American Electric Power, one of the country's largest utilities, gave $1 million last November to the Founding Fund, a new tax-exempt group that intends to raise most of its money from corporations and push for limited government.
The giant insurer Aetna directed more than $3 million last year to the American Action Network, a Republican-leaning nonprofit organization that has spent millions of dollars attacking lawmakers who voted for President Obama's health care bill - even as Aetna's president publicly voiced support for the legislation.
Other corporations, including Prudential Financial, Dow Chemical and the drugmaker Merck, have poured millions of dollars more into the U.S. Chamber of Commerce, a tax-exempt trade group that has pledged to spend at least $50 million on political advertising this election cycle.

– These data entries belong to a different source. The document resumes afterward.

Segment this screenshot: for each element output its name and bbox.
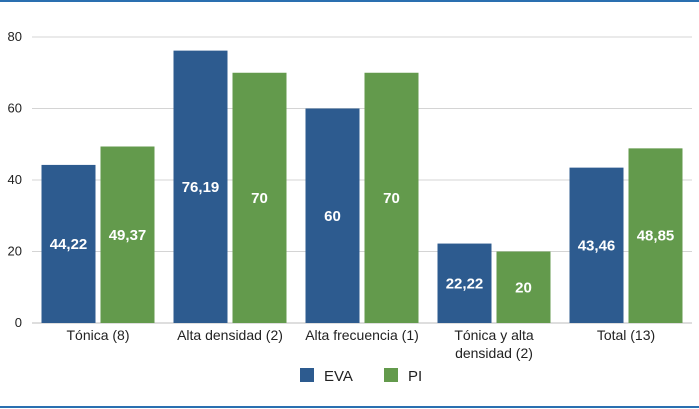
data-label: 43,46 (578, 237, 616, 254)
bottom-rule (0, 406, 699, 408)
y-tick-label: 20 (8, 244, 22, 259)
category-label: Tónica (8) (66, 327, 129, 343)
legend-label: EVA (324, 368, 353, 385)
category-labels: Tónica (8) Alta densidad (2) Alta frecuenc… (66, 327, 655, 361)
legend-swatch-pi (384, 368, 398, 382)
bar-pi (232, 72, 287, 323)
legend-label: PI (408, 368, 422, 385)
bar-eva (41, 164, 96, 323)
category-label: Tónica y alta (454, 327, 534, 343)
bar-eva (569, 167, 624, 323)
data-label: 70 (383, 190, 400, 207)
y-axis-ticks: 0 20 40 60 80 (8, 29, 22, 330)
data-label: 44,22 (50, 236, 88, 253)
bar-pi (100, 146, 155, 323)
category-label: Alta frecuencia (1) (305, 327, 419, 343)
bar-eva (305, 108, 360, 323)
data-label: 48,85 (637, 228, 675, 245)
category-label: Alta densidad (2) (177, 327, 283, 343)
data-label: 70 (251, 190, 268, 207)
bar-eva (173, 50, 228, 323)
bar-eva (437, 243, 492, 323)
legend: EVA PI (300, 368, 422, 385)
category-label: Total (13) (597, 327, 655, 343)
data-label: 60 (324, 208, 341, 225)
y-tick-label: 0 (15, 315, 22, 330)
y-tick-label: 80 (8, 29, 22, 44)
bar-pi (628, 148, 683, 323)
top-rule (0, 0, 699, 2)
bars: 44,22 49,37 76,19 70 60 70 22,22 20 43,46 48,85 (41, 50, 683, 323)
y-tick-label: 40 (8, 172, 22, 187)
legend-swatch-eva (300, 368, 314, 382)
data-label: 49,37 (109, 227, 147, 244)
bar-pi (496, 251, 551, 323)
data-label: 22,22 (446, 275, 484, 292)
category-label: densidad (2) (455, 345, 533, 361)
data-label: 76,19 (182, 179, 220, 196)
y-tick-label: 60 (8, 101, 22, 116)
bar-pi (364, 72, 419, 323)
data-label: 20 (515, 279, 532, 296)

Two years after the Supreme Court's Citizens United decision opened the door for corporate spending on elections, relatively little money has flowed from company treasuries into "super PACs," which can accept unlimited contributions but must also disclose donors. Instead, there is growing evidence that large corporations are trying to influence campaigns by donating money to tax-exempt organizations that can spend millions of dollars without being subject to the disclosure requirements that apply to candidates, parties and PACs.
The secrecy shrouding these groups makes a full accounting of corporate influence on the electoral process impossible. But glimpses of their donors emerged in a New York Times review of corporate governance reports, tax returns of nonprofit organizations and regulatory filings by insurers and labor unions.